Figure 28 – Salle de réunion de la commission des finances de l’Assemblée nationale

Figure 29 – Salle de réunion de la commission des finances du Bundestag

12Si la configuration spatiale de la salle de la commission des finances au Bundestag est organisée différemment (figure 29), les échanges sont également pacifiés. Lors de nos observations des réunions, les prises de parole étaient formulées sous un angle strictement technique et les oppositions entre partis étaient absentes. Les députés doivent donc se plier aux codes de l’institution, ce qui s’observe également par l’utilisation différenciée des formes d’action dont ils disposent.
La répartition des actions de représentation
13Une fois présenté le cadre institutionnel parlementaire, il s’agit maintenant de se concentrer sur les moyens d’agir dont disposent les élus. Parmi ces différentes actions, toutes ne sont pas utilisées à la même fréquence et défendues avec la même intensité. En Allemagne, trois actions sont principalement utilisées, avec de très forts écarts en termes de fréquence. Les prises de parole en séance plénière constituent l’immense majorité des actions entreprises par les élus des commissions des finances. Elles comptent pour 88 % des actions de représentation durant la XVIIe législature. Les questions écrites ne sont utilisées qu’une fois par la députée Lisa Paus (Die Grünen, collaboratrice d’élu), soit 0,7 % du total, tout comme la seule proposition de loi rédigée par le groupe écologiste. Enfin, seize motions contenant les mots « impôt sur le patrimoine » ou « taxe sur le patrimoine » sont déposées (11,3 %). Les propositions et les motions sont cependant déposées collectivement par les fractions (principalement Die Linke et Die Grünen). Les motions sont des textes « utilisés pour demander au gouvernement fédéral de faire rapport au Parlement sur des événements ou des domaines politiques spécifiques mentionnés dans la motion ou de soumettre un projet de loi pour réglementer des questions spécifiques13 ». Elles n’engagent pas individuellement les élus. Ce sont donc principalement sur les prises de parole qu’il faut nous concentrer dans le cas allemand.
14La situation est bien différente en France, où l’éventail des moyens de représentation est plus large, du fait même de l’existence d’un ISF dans ce pays. Le graphique ci-dessous illustre la part des différents modes d’action utilisés par l’ensemble des élus français lorsqu’ils prennent position sur les débats liés à l’ISF (figure 30).
Figure 30 – Nombre et répartition des actions de représentation, tous partis confondus, lors des débats sur l’ISF (AN, XIIIe législature, n = 1 801)

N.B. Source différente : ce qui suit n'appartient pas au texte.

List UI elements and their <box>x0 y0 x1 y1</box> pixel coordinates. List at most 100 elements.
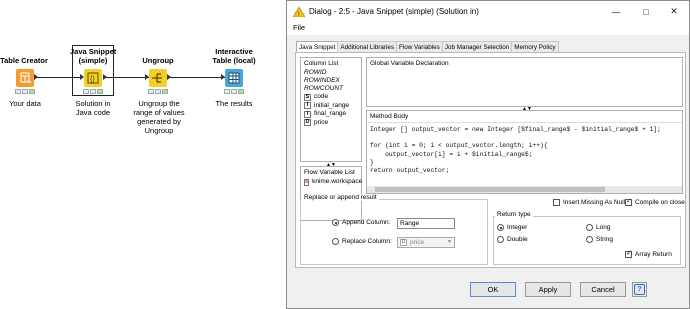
compile-on-close-checkbox[interactable] <box>625 198 632 206</box>
table-creator-icon <box>16 69 34 87</box>
method-body-editor[interactable]: Integer [] output_vector = new Integer [… <box>367 123 682 178</box>
column-rowid[interactable]: ROWID <box>301 69 361 77</box>
append-radio[interactable] <box>332 219 339 226</box>
double-label: Double <box>507 236 528 243</box>
string-flowvar-icon: s <box>304 178 310 186</box>
apply-button[interactable]: Apply <box>525 282 571 297</box>
java-snippet-icon: {} <box>84 69 102 87</box>
flow-variable-name: knime.workspace <box>312 178 363 185</box>
cancel-button[interactable]: Cancel <box>580 282 626 297</box>
input-port-icon[interactable] <box>145 74 149 80</box>
warning-icon: ! <box>293 6 305 17</box>
node-description: The results <box>215 99 253 108</box>
column-item[interactable]: Dprice <box>301 119 361 128</box>
dialog-title: Dialog - 2:5 - Java Snippet (simple) (So… <box>309 7 479 16</box>
column-rowindex[interactable]: ROWINDEX <box>301 77 361 85</box>
return-long-option[interactable]: Long <box>586 224 610 231</box>
column-name: final_range <box>314 110 347 117</box>
java-snippet-dialog: ! Dialog - 2:5 - Java Snippet (simple) (… <box>286 0 690 309</box>
horizontal-scrollbar[interactable] <box>367 186 682 193</box>
close-button[interactable]: ✕ <box>659 1 689 22</box>
column-name: code <box>314 93 329 100</box>
workflow-canvas[interactable]: Table Creator Your data Java Snippet (si… <box>0 0 286 309</box>
minimize-button[interactable]: — <box>601 1 631 22</box>
global-declaration-panel: Global Variable Declaration <box>366 57 683 107</box>
return-double-option[interactable]: Double <box>497 236 528 243</box>
return-type-label: Return type <box>495 211 533 218</box>
title-bar[interactable]: ! Dialog - 2:5 - Java Snippet (simple) (… <box>287 1 689 22</box>
long-radio[interactable] <box>586 224 593 231</box>
column-rowcount[interactable]: ROWCOUNT <box>301 85 361 93</box>
menu-file[interactable]: File <box>293 23 305 32</box>
node-title: Ungroup <box>142 56 174 65</box>
integer-type-icon: I <box>304 110 311 118</box>
scrollbar-thumb[interactable] <box>375 187 605 192</box>
flow-variable-item[interactable]: s knime.workspace <box>301 178 363 187</box>
long-label: Long <box>596 224 611 231</box>
help-icon: ? <box>634 284 645 295</box>
column-list-panel: Column List ROWID ROWINDEX ROWCOUNT Scod… <box>300 57 362 162</box>
node-title: Interactive Table (local) <box>212 47 256 65</box>
compile-on-close-option[interactable]: Compile on close <box>625 198 685 206</box>
column-item[interactable]: Scode <box>301 93 361 102</box>
insert-missing-option[interactable]: Insert Missing As Null <box>553 199 625 206</box>
method-body-header: Method Body <box>367 111 682 123</box>
menu-bar: File <box>287 22 689 35</box>
double-type-icon: D <box>304 119 311 127</box>
replace-radio[interactable] <box>332 238 339 245</box>
double-type-icon: D <box>400 239 407 246</box>
append-column-option[interactable]: Append Column: <box>332 219 390 226</box>
global-declaration-header: Global Variable Declaration <box>370 60 449 67</box>
string-label: String <box>596 236 613 243</box>
output-port-icon[interactable] <box>167 74 171 80</box>
status-traffic-light <box>148 89 168 94</box>
node-title: Table Creator <box>0 56 48 65</box>
column-name: initial_range <box>314 101 350 109</box>
insert-missing-label: Insert Missing As Null <box>563 199 626 206</box>
array-return-checkbox[interactable] <box>625 250 632 258</box>
double-radio[interactable] <box>497 236 504 243</box>
interactive-table-icon <box>225 69 243 87</box>
ok-button[interactable]: OK <box>470 282 516 297</box>
integer-label: Integer <box>507 224 528 231</box>
string-type-icon: S <box>304 93 311 101</box>
append-column-input[interactable]: Range <box>397 218 455 229</box>
column-list-header: Column List <box>304 60 339 67</box>
string-radio[interactable] <box>586 236 593 243</box>
integer-type-icon: I <box>304 102 311 110</box>
node-description: Your data <box>9 99 41 108</box>
node-description: Solution in Java code <box>75 99 111 117</box>
array-return-label: Array Return <box>635 251 672 258</box>
replace-label: Replace Column: <box>342 238 392 245</box>
help-button[interactable]: ? <box>632 282 647 297</box>
compile-on-close-label: Compile on close <box>635 199 685 206</box>
array-return-option[interactable]: Array Return <box>625 250 672 258</box>
return-integer-option[interactable]: Integer <box>497 224 527 231</box>
connection-3 <box>167 77 226 78</box>
replace-column-select[interactable]: D price ▼ <box>397 237 455 248</box>
input-port-icon[interactable] <box>80 74 84 80</box>
replace-column-value: price <box>410 239 425 246</box>
status-traffic-light <box>15 89 35 94</box>
node-title: Java Snippet (simple) <box>70 47 117 65</box>
input-port-icon[interactable] <box>221 74 225 80</box>
replace-append-label: Replace or append result <box>302 194 379 201</box>
method-body-panel: Method Body Integer [] output_vector = n… <box>366 110 683 194</box>
replace-append-group <box>300 199 488 265</box>
node-description: Ungroup the range of values generated by… <box>133 99 185 135</box>
ungroup-icon <box>149 69 167 87</box>
integer-radio[interactable] <box>497 224 504 231</box>
output-port-icon[interactable] <box>34 74 38 80</box>
column-item[interactable]: Iinitial_range <box>301 102 361 111</box>
column-name: price <box>314 118 329 126</box>
replace-column-option[interactable]: Replace Column: <box>332 238 392 245</box>
maximize-button[interactable]: □ <box>631 1 661 22</box>
output-port-icon[interactable] <box>103 74 107 80</box>
column-item[interactable]: Ifinal_range <box>301 110 361 119</box>
status-traffic-light <box>224 89 244 94</box>
insert-missing-checkbox[interactable] <box>553 199 560 206</box>
chevron-down-icon: ▼ <box>447 239 452 245</box>
java-snippet-panel: Column List ROWID ROWINDEX ROWCOUNT Scod… <box>295 52 686 268</box>
global-declaration-editor[interactable] <box>367 71 682 106</box>
return-string-option[interactable]: String <box>586 236 613 243</box>
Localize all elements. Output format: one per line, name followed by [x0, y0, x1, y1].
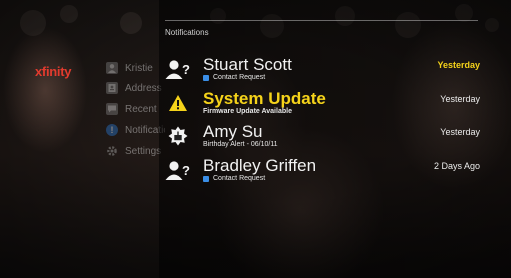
alert-icon: ! [106, 124, 118, 136]
notification-subtitle: Contact Request [203, 175, 265, 182]
address-book-icon [106, 82, 118, 94]
notification-time: 2 Days Ago [433, 161, 480, 171]
svg-text:?: ? [182, 163, 190, 178]
notification-name: Bradley Griffen [203, 156, 317, 175]
notification-time: Yesterday [440, 94, 480, 104]
sidebar-item-settings[interactable]: Settings [106, 142, 166, 160]
chat-icon [106, 103, 118, 115]
notification-row[interactable]: ? Stuart Scott Contact Request Yesterday [165, 55, 480, 85]
svg-text:?: ? [182, 62, 190, 77]
notification-row[interactable]: ? Bradley Griffen Contact Request 2 Days… [165, 156, 480, 186]
notification-subtitle: Contact Request [203, 74, 265, 81]
contact-request-icon: ? [165, 159, 191, 181]
notification-time: Yesterday [437, 60, 480, 70]
birthday-icon [165, 125, 191, 147]
contact-badge-icon [203, 74, 209, 81]
panel-title: Notifications [165, 28, 209, 37]
contact-request-icon: ? [165, 58, 191, 80]
sidebar-item-kristie[interactable]: Kristie [106, 59, 166, 77]
header-divider [165, 20, 478, 21]
notification-row[interactable]: System Update Firmware Update Available … [165, 89, 480, 119]
notification-subtitle: Firmware Update Available [203, 108, 292, 115]
notification-name: System Update [203, 89, 326, 108]
sidebar-item-notifications[interactable]: ! Notifications [106, 121, 166, 139]
user-icon [106, 62, 118, 74]
gear-icon [106, 145, 118, 157]
xfinity-logo: xfinity [35, 64, 72, 79]
notification-name: Amy Su [203, 122, 263, 141]
notification-row[interactable]: Amy Su Birthday Alert - 06/10/11 Yesterd… [165, 122, 480, 152]
notification-name: Stuart Scott [203, 55, 292, 74]
notification-subtitle: Birthday Alert - 06/10/11 [203, 141, 278, 148]
contact-badge-icon [203, 175, 209, 182]
warning-icon [165, 92, 191, 114]
sidebar-item-address[interactable]: Address [106, 79, 166, 97]
sidebar-item-recent[interactable]: Recent [106, 100, 166, 118]
notification-time: Yesterday [440, 127, 480, 137]
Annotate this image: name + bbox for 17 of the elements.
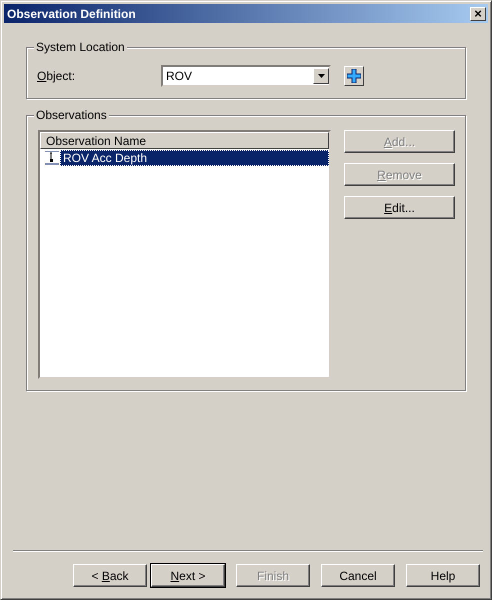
group-title: Observations <box>34 108 109 122</box>
group-title: System Location <box>34 40 127 54</box>
close-button[interactable]: × <box>470 6 486 20</box>
wizard-button[interactable]: Help <box>406 564 480 587</box>
dropdown-arrow-icon <box>318 74 324 78</box>
plus-icon <box>347 69 361 83</box>
add-button[interactable] <box>344 66 364 86</box>
wizard-button[interactable]: < Back <box>73 564 147 587</box>
wizard-button[interactable]: Next > <box>151 564 225 587</box>
action-button[interactable]: Edit... <box>344 196 455 219</box>
object-dropdown[interactable]: ROV <box>161 65 331 87</box>
depth-icon <box>44 150 60 164</box>
list-item[interactable]: ROV Acc Depth <box>60 150 329 166</box>
window-title: Observation Definition <box>7 6 136 20</box>
column-header[interactable]: Observation Name <box>40 132 329 149</box>
wizard-button[interactable]: Cancel <box>321 564 395 587</box>
object-label: Object: <box>37 69 76 83</box>
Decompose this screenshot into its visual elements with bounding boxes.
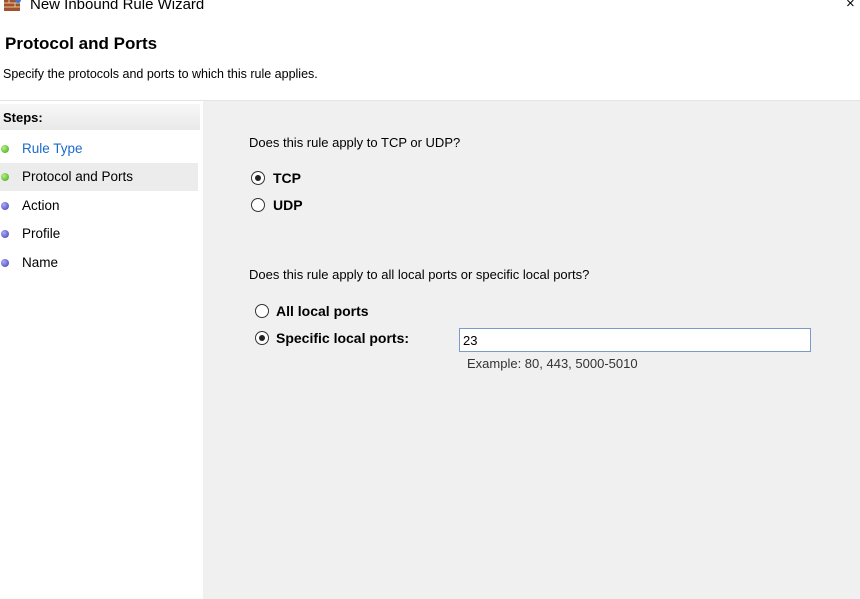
- step-label: Profile: [22, 226, 61, 241]
- step-profile: Profile: [0, 220, 198, 248]
- step-label: Name: [22, 255, 59, 270]
- ports-question: Does this rule apply to all local ports …: [249, 267, 590, 282]
- all-local-ports-radio[interactable]: [255, 304, 269, 318]
- step-label[interactable]: Rule Type: [22, 141, 83, 157]
- tcp-label[interactable]: TCP: [273, 170, 301, 186]
- step-name: Name: [0, 249, 198, 277]
- completed-step-icon: [1, 173, 9, 181]
- tcp-radio[interactable]: [251, 171, 265, 185]
- close-icon[interactable]: ×: [846, 0, 855, 13]
- steps-header: Steps:: [0, 104, 200, 130]
- protocol-question: Does this rule apply to TCP or UDP?: [249, 135, 461, 150]
- page-subtitle: Specify the protocols and ports to which…: [3, 67, 318, 81]
- firewall-brick-icon: [4, 0, 21, 11]
- steps-label: Steps:: [3, 110, 43, 125]
- wizard-header: Protocol and Ports Specify the protocols…: [0, 14, 860, 100]
- all-local-ports-label[interactable]: All local ports: [276, 303, 369, 319]
- pending-step-icon: [1, 202, 9, 210]
- page-title: Protocol and Ports: [5, 34, 158, 53]
- step-label: Protocol and Ports: [22, 169, 134, 184]
- udp-label[interactable]: UDP: [273, 197, 303, 213]
- steps-panel: Steps: Rule Type Protocol and Ports Acti…: [0, 101, 202, 599]
- step-protocol-and-ports: Protocol and Ports: [0, 163, 198, 191]
- step-rule-type[interactable]: Rule Type: [0, 135, 198, 163]
- title-bar: New Inbound Rule Wizard ×: [0, 0, 860, 14]
- specific-ports-input[interactable]: [459, 328, 811, 352]
- specific-local-ports-radio[interactable]: [255, 331, 269, 345]
- ports-example-hint: Example: 80, 443, 5000-5010: [467, 356, 638, 371]
- pending-step-icon: [1, 259, 9, 267]
- udp-radio[interactable]: [251, 198, 265, 212]
- step-label: Action: [22, 198, 60, 213]
- pending-step-icon: [1, 230, 9, 238]
- specific-local-ports-label[interactable]: Specific local ports:: [276, 330, 409, 346]
- step-action: Action: [0, 192, 198, 220]
- completed-step-icon: [1, 145, 9, 153]
- wizard-content: Does this rule apply to TCP or UDP? TCP …: [203, 101, 860, 599]
- window-title: New Inbound Rule Wizard: [30, 0, 205, 13]
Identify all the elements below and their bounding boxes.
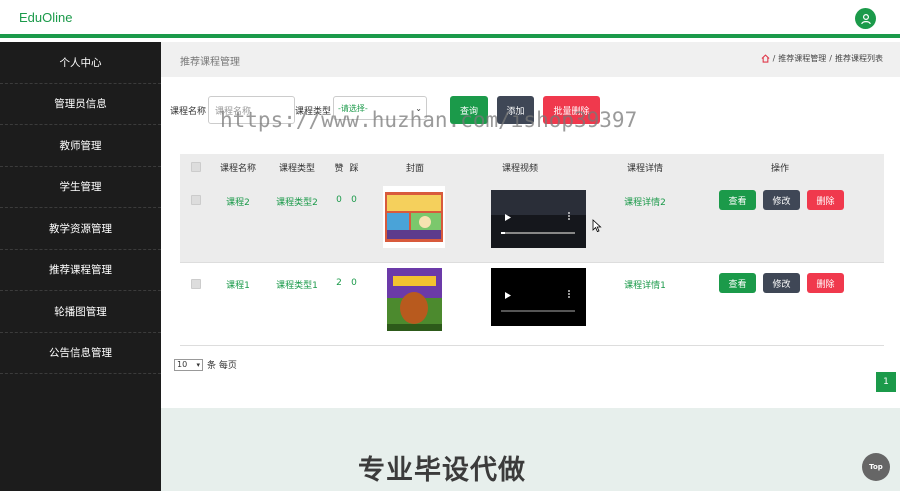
sidebar-item-student-mgmt[interactable]: 学生管理 bbox=[0, 167, 161, 208]
page-size-value: 10 bbox=[177, 360, 188, 369]
table-header: 课程名称 课程类型 赞 踩 封面 课程视频 课程详情 操作 bbox=[180, 154, 884, 178]
sidebar-item-label: 管理员信息 bbox=[54, 98, 107, 111]
course-name-label: 课程名称 bbox=[170, 107, 207, 117]
course-detail-cell: 课程详情1 bbox=[624, 281, 666, 291]
edit-button[interactable]: 修改 bbox=[763, 273, 800, 293]
row-checkbox[interactable] bbox=[191, 195, 201, 205]
promo-watermark: 专业毕设代做 bbox=[358, 455, 526, 486]
likes-cell: 2 bbox=[336, 278, 342, 288]
course-type-cell: 课程类型1 bbox=[276, 281, 318, 291]
sidebar-item-label: 推荐课程管理 bbox=[49, 264, 112, 277]
user-icon bbox=[860, 13, 871, 24]
sidebar-item-label: 教学资源管理 bbox=[49, 222, 112, 235]
course-video-player[interactable] bbox=[491, 190, 586, 248]
cover-image bbox=[383, 186, 445, 248]
sidebar-item-carousel-mgmt[interactable]: 轮播图管理 bbox=[0, 291, 161, 333]
column-header: 课程名称 bbox=[219, 164, 256, 174]
sidebar-item-resource-mgmt[interactable]: 教学资源管理 bbox=[0, 208, 161, 250]
sidebar-item-label: 个人中心 bbox=[59, 56, 102, 69]
sidebar-item-label: 公告信息管理 bbox=[49, 347, 112, 360]
page-size-select[interactable]: 10 ▾ bbox=[174, 358, 203, 371]
column-header: 课程详情 bbox=[626, 164, 663, 174]
brand-logo-text[interactable]: EduOline bbox=[19, 10, 72, 25]
footer-area: 专业毕设代做 bbox=[161, 408, 900, 491]
sidebar-item-teacher-mgmt[interactable]: 教师管理 bbox=[0, 125, 161, 167]
column-header: 踩 bbox=[349, 164, 359, 174]
breadcrumb: / 推荐课程管理 / 推荐课程列表 bbox=[761, 53, 883, 64]
top-bar: EduOline bbox=[0, 0, 900, 38]
likes-cell: 0 bbox=[336, 195, 342, 205]
sidebar: 个人中心 管理员信息 教师管理 学生管理 教学资源管理 推荐课程管理 轮播图管理… bbox=[0, 42, 161, 491]
cover-image bbox=[387, 268, 442, 331]
mouse-cursor-icon bbox=[592, 219, 602, 233]
course-name-cell: 课程2 bbox=[226, 198, 250, 208]
home-icon[interactable] bbox=[761, 54, 770, 63]
edit-button[interactable]: 修改 bbox=[763, 190, 800, 210]
sidebar-item-admin-info[interactable]: 管理员信息 bbox=[0, 84, 161, 125]
table-row: 课程2 课程类型2 0 0 课程详情2 查看 修改 删除 bbox=[180, 178, 884, 263]
page-size-control: 10 ▾ 条 每页 bbox=[174, 358, 237, 371]
delete-button[interactable]: 删除 bbox=[807, 273, 844, 293]
dislikes-cell: 0 bbox=[351, 278, 357, 288]
column-header: 操作 bbox=[770, 164, 789, 174]
table-row: 课程1 课程类型1 2 0 课程详情1 查看 修改 删除 bbox=[180, 264, 884, 346]
course-video-player[interactable] bbox=[491, 268, 586, 326]
delete-button[interactable]: 删除 bbox=[807, 190, 844, 210]
chevron-down-icon: ▾ bbox=[196, 360, 200, 369]
page-header: 推荐课程管理 / 推荐课程管理 / 推荐课程列表 bbox=[161, 42, 900, 77]
per-page-label: 条 每页 bbox=[207, 361, 237, 371]
course-detail-cell: 课程详情2 bbox=[624, 198, 666, 208]
sidebar-item-personal-center[interactable]: 个人中心 bbox=[0, 42, 161, 84]
sidebar-item-label: 教师管理 bbox=[59, 139, 102, 152]
view-button[interactable]: 查看 bbox=[719, 190, 756, 210]
user-avatar-button[interactable] bbox=[855, 8, 876, 29]
dislikes-cell: 0 bbox=[351, 195, 357, 205]
view-button[interactable]: 查看 bbox=[719, 273, 756, 293]
pagination-page-button[interactable]: 1 bbox=[876, 372, 896, 392]
column-header: 课程类型 bbox=[278, 164, 315, 174]
breadcrumb-item-current: 推荐课程列表 bbox=[835, 54, 883, 63]
sidebar-item-recommended-course-mgmt[interactable]: 推荐课程管理 bbox=[0, 250, 161, 291]
sidebar-item-notice-mgmt[interactable]: 公告信息管理 bbox=[0, 333, 161, 374]
row-checkbox[interactable] bbox=[191, 279, 201, 289]
column-header: 课程视频 bbox=[501, 164, 538, 174]
url-watermark: https://www.huzhan.com/ishop39397 bbox=[220, 108, 638, 132]
course-name-cell: 课程1 bbox=[226, 281, 250, 291]
sidebar-item-label: 轮播图管理 bbox=[54, 305, 107, 318]
column-header: 封面 bbox=[405, 164, 424, 174]
course-table: 课程名称 课程类型 赞 踩 封面 课程视频 课程详情 操作 课程2 课程类型2 … bbox=[180, 154, 884, 346]
breadcrumb-item[interactable]: 推荐课程管理 bbox=[778, 53, 826, 64]
select-all-checkbox[interactable] bbox=[191, 162, 201, 172]
page-title: 推荐课程管理 bbox=[180, 57, 240, 68]
course-type-cell: 课程类型2 bbox=[276, 198, 318, 208]
back-to-top-button[interactable]: Top bbox=[862, 453, 890, 481]
sidebar-item-label: 学生管理 bbox=[59, 181, 102, 194]
column-header: 赞 bbox=[334, 164, 344, 174]
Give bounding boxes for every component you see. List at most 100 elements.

15On ne sera pas étonné de constater que le mode d’action le plus souvent utilisé à l’Assemblée nationale est la prise de parole en séance, à l’instar du cas allemand. Peu coûteuse en temps et en investissement, elle demande également moins d’expertise technique que son équivalente en commission. Une prise de parole est souvent engagée dans le cadre d’un débat législatif et donc généralement improvisée, à l’inverse des questions au gouvernement qui font l’objet d’une rédaction plus travaillée mobilisant souvent les collaborateurs d’élu. On sera en revanche plus étonné de constater que les dépôts d’amendements collectifs occupent la seconde place. Cette situation s’explique par le fait que, sous la XIIIe législature, le PS alors dans l’opposition dépose peu d’amendements individuels, faisant ainsi passer les prises de position du groupe avant celles des élus ; une situation similaire en Allemagne avec Die Linke et Die Grünen et qui est liée aux effets de la position occupée au Parlement.
16Les prises de parole en commission n’arrivent qu’en troisième position, malgré les déclarations des élus faisant de cet espace le cœur du travail parlementaire. Le fait que la participation y soit monopolisée par un petit groupe d’élus experts des questions fiscales explique, en partie, cette situation. Enfin, les questions écrites, orales et les propositions de loi occupent les dernières places. Les questions orales étant limitées aux questions à l’attention du gouvernement, on ne sera pas étonné que leur nombre reste assez peu élevé, puisque l’organisation du temps parlementaire limite leur nombre. Quant aux propositions de loi qui visent principalement à supprimer l’ISF ou à exclure la résidence principale de son assiette en France, et, en Allemagne, à le réintroduire, elles demandent un investissement plus conséquent que les amendements de la part des élus, face à un gouvernement qui dicte la production législative. Comparativement à un amendement qui porte sur une partie de la loi, une proposition de loi vise à créer (ou à supprimer) une norme politique dans son ensemble. Ces propositions de loi peuvent également se retourner contre les élus lorsqu’elles sont rejetées, en particulier lorsqu’ils font partie de la majorité, exposant les députés à une forme de discrédit politique. Les risques l’emportent alors sur les éventuels bénéfices et leur nombre chute.
17Sous la XIVe législature, l’utilisation des différents moyens de représentation varie légèrement puisque les prises de parole, en hémicycle et en commission, concentrent les deux tiers des actions de l’ensemble des députés, confirmant au passage que les enjeux liés à l’ISF retiennent moins l’attention d’un point de vue législatif, une fois la réforme de 2012 adoptée (figure 31).
Figure 31 – Nombre et répartition des actions de représentation, tous partis confondus, lors des débats sur l’ISF (AN, XIVe législature, n = 577)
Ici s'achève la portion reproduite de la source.